Speed of response is the next battleground in data. An enterprise that generates actionable insights from data faster than its rivals can outperform – but only if it quickly follows through.

Accenture’s latest “High Performers in IT” study found that at 46 percent of high-performing IT companies, CIOs say employees need real-time data to do their work. At other organizations, the figure is just 26 percent. This doesn’t mean every business needs to hurry toward becoming fully real time. Some processes simply don’t need it. Rather, the larger goal is to become a “right-time enterprise.” Basically stated, the concept is about being ready for interaction, not just with the customer but across the value chain.

Business at the Speed of Thought: Examples

There’s no doubt that a speed-oriented mindset constitutes a significant part of the equation. Much value is to be gained from expediting data-driven insights – and decision-making processes and operations – across the organization.

Consider the example of a water utility that formed as a result of a series of mergers and acquisitions over the past 20 years. As a consequence, it inherited dozens of different systems generating data. Also, the business’s different units each distinguish between plant (the infrastructure where water is stored and treated) and network (the pipelines through which water is supplied). And as is not uncommon in the water sector, the company has kept its business technology platforms separate from its operational technology estate.

In the past, bringing data from these disparate islands of technology in a single data store would have been unaffordable and working on them separately was too laborious to be worthwhile. Today, cheaper and better storage and big data solutions make that possible, and applying analytics tools to the data generates valuable and actionable insights for the business far more quickly.

One practical application lies in production management, where streaming data enables the company to exercise opportunities to reduce the risk to supply and save costs of operations by responding to the performance of its production systems in near real time. It is then possible to monitor in real time how well the theoretical plan works in practice. Furthermore, it can be constantly corrected as opportunities for further improvements are identified. For instance, predictive technologies with inputs such as weather forecasts can help prepare sewage networks for upcoming rainfall. Analytics capabilities also makes it possible to monitor assets remotely so the utility can anticipate equipment failures in advance or respond quickly to problems such as leaks. This can even happen before operations or customers have spotted the issue.

The benefits to all these are numerous. With more efficient operation, there will be less need for the utility to build expensive redundant capacity. Operational costs will come down and customer service should improve as problems are resolved before customers are affected.

Ireland’s Office of the Revenue Commissioners provides another good example of right-time enterprise. Before 2012, while the Revenue had processes in place designed to identify fraud and error on the part of taxpayers, cases were often flagged after refunds were paid or credits had been issued. By introducing real-time risk scoring and predictive analytics tools, the authority was able to speed up the red flagging of suspicious cases and improve accuracy.

In its first six months of operation, the project enabled the Revenue to block €2.5 million (approximately $3.48 million U.S.) of fraudulent or erroneous transactions before they were made. The number of false positives (flagged cases that proved benign) fell by 50 percent, improving customer satisfaction levels, and the authority saved on recovery costs, making fewer payments that subsequently had to be retrieved.
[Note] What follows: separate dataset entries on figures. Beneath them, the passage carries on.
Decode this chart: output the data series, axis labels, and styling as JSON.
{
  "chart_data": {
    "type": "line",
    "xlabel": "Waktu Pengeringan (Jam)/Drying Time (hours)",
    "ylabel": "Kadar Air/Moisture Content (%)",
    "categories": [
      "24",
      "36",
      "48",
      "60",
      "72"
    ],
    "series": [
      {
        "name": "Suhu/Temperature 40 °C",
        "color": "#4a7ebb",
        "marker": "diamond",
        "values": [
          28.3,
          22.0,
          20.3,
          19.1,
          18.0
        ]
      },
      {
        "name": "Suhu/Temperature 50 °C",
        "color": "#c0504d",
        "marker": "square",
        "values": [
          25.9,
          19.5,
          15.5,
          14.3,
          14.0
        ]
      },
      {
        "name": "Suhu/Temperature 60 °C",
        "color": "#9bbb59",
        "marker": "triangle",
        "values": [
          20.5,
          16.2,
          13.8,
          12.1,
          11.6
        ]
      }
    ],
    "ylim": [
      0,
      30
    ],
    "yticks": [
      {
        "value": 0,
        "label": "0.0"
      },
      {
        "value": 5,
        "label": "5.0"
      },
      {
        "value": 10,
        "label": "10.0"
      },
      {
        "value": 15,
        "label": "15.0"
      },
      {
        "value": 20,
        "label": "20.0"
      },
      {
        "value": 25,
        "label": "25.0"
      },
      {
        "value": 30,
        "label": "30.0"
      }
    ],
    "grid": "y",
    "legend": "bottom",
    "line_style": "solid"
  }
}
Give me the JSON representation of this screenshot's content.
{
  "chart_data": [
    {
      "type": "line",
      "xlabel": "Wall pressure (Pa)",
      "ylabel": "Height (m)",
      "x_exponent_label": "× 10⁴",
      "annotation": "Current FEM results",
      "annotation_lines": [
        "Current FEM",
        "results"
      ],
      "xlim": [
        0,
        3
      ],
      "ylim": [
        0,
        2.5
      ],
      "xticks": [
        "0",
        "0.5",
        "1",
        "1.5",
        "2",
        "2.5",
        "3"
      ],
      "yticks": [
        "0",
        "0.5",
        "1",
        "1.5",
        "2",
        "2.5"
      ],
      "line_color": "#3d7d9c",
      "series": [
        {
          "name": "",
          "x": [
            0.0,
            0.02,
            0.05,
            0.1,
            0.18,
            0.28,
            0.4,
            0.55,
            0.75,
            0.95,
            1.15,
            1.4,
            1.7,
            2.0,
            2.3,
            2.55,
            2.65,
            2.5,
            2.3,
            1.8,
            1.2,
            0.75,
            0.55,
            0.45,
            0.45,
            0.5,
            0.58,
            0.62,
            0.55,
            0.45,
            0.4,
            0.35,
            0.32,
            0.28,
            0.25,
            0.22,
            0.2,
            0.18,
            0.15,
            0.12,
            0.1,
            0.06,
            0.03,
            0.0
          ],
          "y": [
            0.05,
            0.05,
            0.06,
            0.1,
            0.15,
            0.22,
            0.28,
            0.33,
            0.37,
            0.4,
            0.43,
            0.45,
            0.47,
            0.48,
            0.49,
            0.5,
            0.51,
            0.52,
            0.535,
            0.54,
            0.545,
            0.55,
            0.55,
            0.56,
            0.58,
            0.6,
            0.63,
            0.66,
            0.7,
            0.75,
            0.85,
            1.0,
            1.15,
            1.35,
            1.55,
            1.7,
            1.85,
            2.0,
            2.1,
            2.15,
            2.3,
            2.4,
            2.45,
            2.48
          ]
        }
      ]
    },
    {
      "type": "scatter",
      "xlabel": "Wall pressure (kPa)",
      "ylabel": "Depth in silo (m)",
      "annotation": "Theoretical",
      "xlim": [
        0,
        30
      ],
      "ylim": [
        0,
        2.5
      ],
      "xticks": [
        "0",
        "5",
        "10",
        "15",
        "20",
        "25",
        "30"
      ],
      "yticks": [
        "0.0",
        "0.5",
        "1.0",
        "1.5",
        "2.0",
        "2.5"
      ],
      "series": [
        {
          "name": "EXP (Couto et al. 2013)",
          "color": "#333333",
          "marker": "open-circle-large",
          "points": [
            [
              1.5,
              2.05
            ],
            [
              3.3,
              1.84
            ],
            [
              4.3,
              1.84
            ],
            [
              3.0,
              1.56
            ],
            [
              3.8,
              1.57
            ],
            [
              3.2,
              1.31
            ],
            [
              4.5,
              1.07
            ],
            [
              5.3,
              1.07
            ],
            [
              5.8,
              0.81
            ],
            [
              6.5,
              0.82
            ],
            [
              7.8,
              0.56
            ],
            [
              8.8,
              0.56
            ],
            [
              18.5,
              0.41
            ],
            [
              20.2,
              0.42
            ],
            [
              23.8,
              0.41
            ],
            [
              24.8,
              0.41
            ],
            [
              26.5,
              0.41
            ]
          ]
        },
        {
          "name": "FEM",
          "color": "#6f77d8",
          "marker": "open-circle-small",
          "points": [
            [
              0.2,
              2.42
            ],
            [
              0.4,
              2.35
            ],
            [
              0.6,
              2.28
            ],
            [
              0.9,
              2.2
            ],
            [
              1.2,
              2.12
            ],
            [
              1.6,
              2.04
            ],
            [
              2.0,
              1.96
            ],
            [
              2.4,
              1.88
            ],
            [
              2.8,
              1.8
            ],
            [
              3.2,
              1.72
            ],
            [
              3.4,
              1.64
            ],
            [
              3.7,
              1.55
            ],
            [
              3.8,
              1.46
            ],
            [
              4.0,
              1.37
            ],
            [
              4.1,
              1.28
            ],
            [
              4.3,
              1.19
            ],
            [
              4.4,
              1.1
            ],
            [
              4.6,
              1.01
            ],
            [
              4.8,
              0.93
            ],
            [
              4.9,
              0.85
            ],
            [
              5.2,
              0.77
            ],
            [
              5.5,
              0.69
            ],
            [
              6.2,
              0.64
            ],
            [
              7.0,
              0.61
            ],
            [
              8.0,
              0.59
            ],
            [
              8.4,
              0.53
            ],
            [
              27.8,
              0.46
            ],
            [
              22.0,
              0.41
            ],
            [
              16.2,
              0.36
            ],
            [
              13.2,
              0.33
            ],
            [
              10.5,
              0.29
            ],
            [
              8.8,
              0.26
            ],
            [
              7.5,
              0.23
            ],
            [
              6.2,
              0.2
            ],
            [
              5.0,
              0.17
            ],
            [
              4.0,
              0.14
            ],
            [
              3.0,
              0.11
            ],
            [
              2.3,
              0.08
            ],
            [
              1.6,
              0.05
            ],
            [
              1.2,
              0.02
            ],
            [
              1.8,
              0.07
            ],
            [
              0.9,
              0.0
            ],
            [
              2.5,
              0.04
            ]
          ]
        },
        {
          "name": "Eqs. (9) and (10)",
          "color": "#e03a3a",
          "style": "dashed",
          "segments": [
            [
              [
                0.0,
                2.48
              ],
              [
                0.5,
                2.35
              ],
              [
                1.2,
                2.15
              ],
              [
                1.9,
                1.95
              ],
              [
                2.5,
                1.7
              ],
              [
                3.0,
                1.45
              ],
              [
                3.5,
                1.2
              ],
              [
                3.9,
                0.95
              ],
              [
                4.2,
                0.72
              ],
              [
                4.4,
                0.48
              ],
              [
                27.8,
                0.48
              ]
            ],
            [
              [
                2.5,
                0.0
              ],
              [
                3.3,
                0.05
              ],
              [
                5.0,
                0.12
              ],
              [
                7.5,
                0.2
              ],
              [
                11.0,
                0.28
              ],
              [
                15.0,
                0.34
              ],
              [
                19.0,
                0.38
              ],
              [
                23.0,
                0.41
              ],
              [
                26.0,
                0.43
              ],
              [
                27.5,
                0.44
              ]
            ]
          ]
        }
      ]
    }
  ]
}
A third example comes from one of the world’s largest integrated energy companies, which has realized valuable benefits from a geospatial data visualization tool that is helping it to optimize its supply chain and improve its margins. The company’s oil and gas network supports outlets throughout North America, but assessing inventory needs was difficult given the scope of its operations and the vast amounts of data generated both inside and outside of the company because traditional reports obscured trends and variances.

Now the company uses a data visualization tool in Google Earth that enables it see real-time inventory levels at outlets on customizable maps. Advanced analytics and multidimensional images, charts, maps and overlays enable more accurate demand forecasting, identify previously hidden patterns and relationships, and ultimately facilitate faster decision-making to overcome supply chain constraints.

A Vision for Speed

Of course, enterprises wanting to exploit the potential of greater velocity face challenges:

As yet, little data is available on the return on investment in faster technologies, which is a challenge for making the business case. As a result, enterprises need to be bold in their vision but very pragmatic and systematic in their execution. An iterative approach to making the business case can help pave the way for expanding investments in real-time transformation. Consider laying out the whole journey and breaking it down into granular projects and pilots with clear before and after metrics.

Culture becomes the constraint for how fast a company will move in the direction of real-time decision-making and operations. The real-time enterprise will change the way executives and employees work, for example by enabling decision-making on the front lines. Sometimes the best decision may be even made by a machine, and allowing that recommendation to flow through the organization is a huge cultural change.

Despite the challenges, there’s no arguing that the window for competitive differentiation in all markets is getting narrower as we speak. It’s time businesses take advantage of time as a differentiator.